Thieves in the east of Scotland have celebrated the announcement of the latest rural crime figures by simply carrying on as before.
Sometime between Sunday evening and Monday morning (August 4-5) an on-farm chemical store at Colliston, near Arbroath, was broken into and 1,000 litres of Tizca fungicide stolen.
Tizca contains fluazinam and is widely used against late blight. It also helps prevent powdery scab in seed potato crops.
The haul was valued at £50,000.
According to Police Scotland it is the latest of a spate of similar thefts across the north east of Scotland and they said it was likely the thefts could be linked.
A statement said: “As a consequence, we would like to ask farmers to check on the security of their storage sheds and compounds – particularly chemical stores – and should they see any persons acting suspiciously around them to call us immediately.”
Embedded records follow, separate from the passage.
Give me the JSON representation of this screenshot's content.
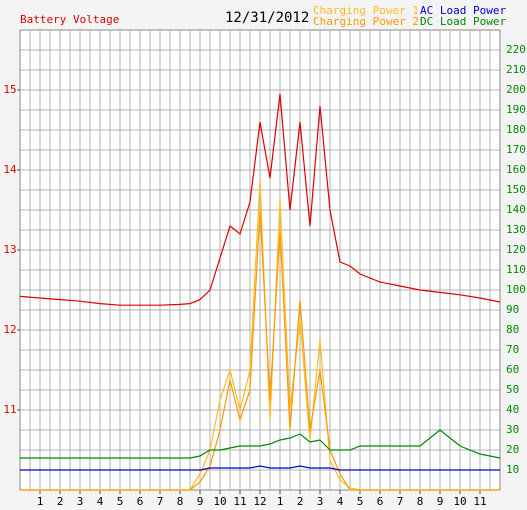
{
  "chart_data": {
    "type": "line",
    "title": "12/31/2012",
    "ylabel": "Battery Voltage",
    "x": [
      0,
      1,
      2,
      3,
      4,
      5,
      6,
      7,
      8,
      8.5,
      9,
      9.5,
      10,
      10.5,
      11,
      11.5,
      12,
      12.5,
      13,
      13.5,
      14,
      14.5,
      15,
      15.5,
      16,
      16.5,
      17,
      18,
      19,
      20,
      21,
      22,
      23,
      24
    ],
    "xlim": [
      0,
      24
    ],
    "xticks": [
      1,
      2,
      3,
      4,
      5,
      6,
      7,
      8,
      9,
      10,
      11,
      12,
      {
        "value": 13,
        "label": "1"
      },
      {
        "value": 14,
        "label": "2"
      },
      {
        "value": 15,
        "label": "3"
      },
      {
        "value": 16,
        "label": "4"
      },
      {
        "value": 17,
        "label": "5"
      },
      {
        "value": 18,
        "label": "6"
      },
      {
        "value": 19,
        "label": "7"
      },
      {
        "value": 20,
        "label": "8"
      },
      {
        "value": 21,
        "label": "9"
      },
      {
        "value": 22,
        "label": "10"
      },
      {
        "value": 23,
        "label": "11"
      }
    ],
    "ylim": [
      10,
      15.75
    ],
    "yticks": [
      11,
      12,
      13,
      14,
      15
    ],
    "y2lim": [
      0,
      230
    ],
    "y2ticks": [
      10,
      20,
      30,
      40,
      50,
      60,
      70,
      80,
      90,
      100,
      110,
      120,
      130,
      140,
      150,
      160,
      170,
      180,
      190,
      200,
      210,
      220
    ],
    "grid": true,
    "series": [
      {
        "name": "Battery Voltage",
        "color": "#dd0000",
        "axis": "y",
        "values": [
          12.42,
          12.4,
          12.38,
          12.36,
          12.33,
          12.31,
          12.31,
          12.31,
          12.32,
          12.33,
          12.38,
          12.5,
          12.9,
          13.3,
          13.2,
          13.6,
          14.6,
          13.9,
          14.95,
          13.5,
          14.6,
          13.3,
          14.8,
          13.5,
          12.85,
          12.8,
          12.7,
          12.6,
          12.55,
          12.5,
          12.47,
          12.44,
          12.4,
          12.35
        ]
      },
      {
        "name": "Charging Power 1",
        "color": "#ffbb22",
        "axis": "y2",
        "values": [
          0,
          0,
          0,
          0,
          0,
          0,
          0,
          0,
          0,
          0,
          8,
          20,
          45,
          60,
          40,
          60,
          155,
          35,
          145,
          40,
          85,
          25,
          75,
          15,
          5,
          1,
          0,
          0,
          0,
          0,
          0,
          0,
          0,
          0
        ]
      },
      {
        "name": "Charging Power 2",
        "color": "#ff9900",
        "axis": "y2",
        "values": [
          0,
          0,
          0,
          0,
          0,
          0,
          0,
          0,
          0,
          0,
          4,
          12,
          30,
          55,
          35,
          50,
          140,
          45,
          130,
          30,
          95,
          30,
          60,
          20,
          8,
          0,
          0,
          0,
          0,
          0,
          0,
          0,
          0,
          0
        ]
      },
      {
        "name": "AC Load Power",
        "color": "#0000cc",
        "axis": "y2",
        "values": [
          10,
          10,
          10,
          10,
          10,
          10,
          10,
          10,
          10,
          10,
          10,
          11,
          11,
          11,
          11,
          11,
          12,
          11,
          11,
          11,
          12,
          11,
          11,
          11,
          10,
          10,
          10,
          10,
          10,
          10,
          10,
          10,
          10,
          10
        ]
      },
      {
        "name": "DC Load Power",
        "color": "#008800",
        "axis": "y2",
        "values": [
          16,
          16,
          16,
          16,
          16,
          16,
          16,
          16,
          16,
          16,
          17,
          20,
          20,
          21,
          22,
          22,
          22,
          23,
          25,
          26,
          28,
          24,
          25,
          20,
          20,
          20,
          22,
          22,
          22,
          22,
          30,
          22,
          18,
          16
        ]
      }
    ]
  }
}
It came as Scotland was revealed as the area hardest hit by rural crime in NFU Mutual’s Rural Crime Report, with claims costs up 62.2 per cent in 2018.
Then on Tuesday (August 6) a Honda quad bike was stolen in broad daylight from Hilltarvit Mains, near Cupar, in plain sight of the farmhouse.
The farmers, Ian Whiteford and his son, John, were only minutes away and just missed intercepting the hooded thieves on the one-mile long farm road.
Mr Whiteford said: “They left a newer model which I think they guessed, correctly as it happens, would be fitted with a tracker.
“The quads are usually locked in the workshop but because we were using the building during the day, they were parked round the corner in the cattle shed.
“We are very security conscious but you cannot eternally be locking up every conceivable thing up. It is just bloody annoying.”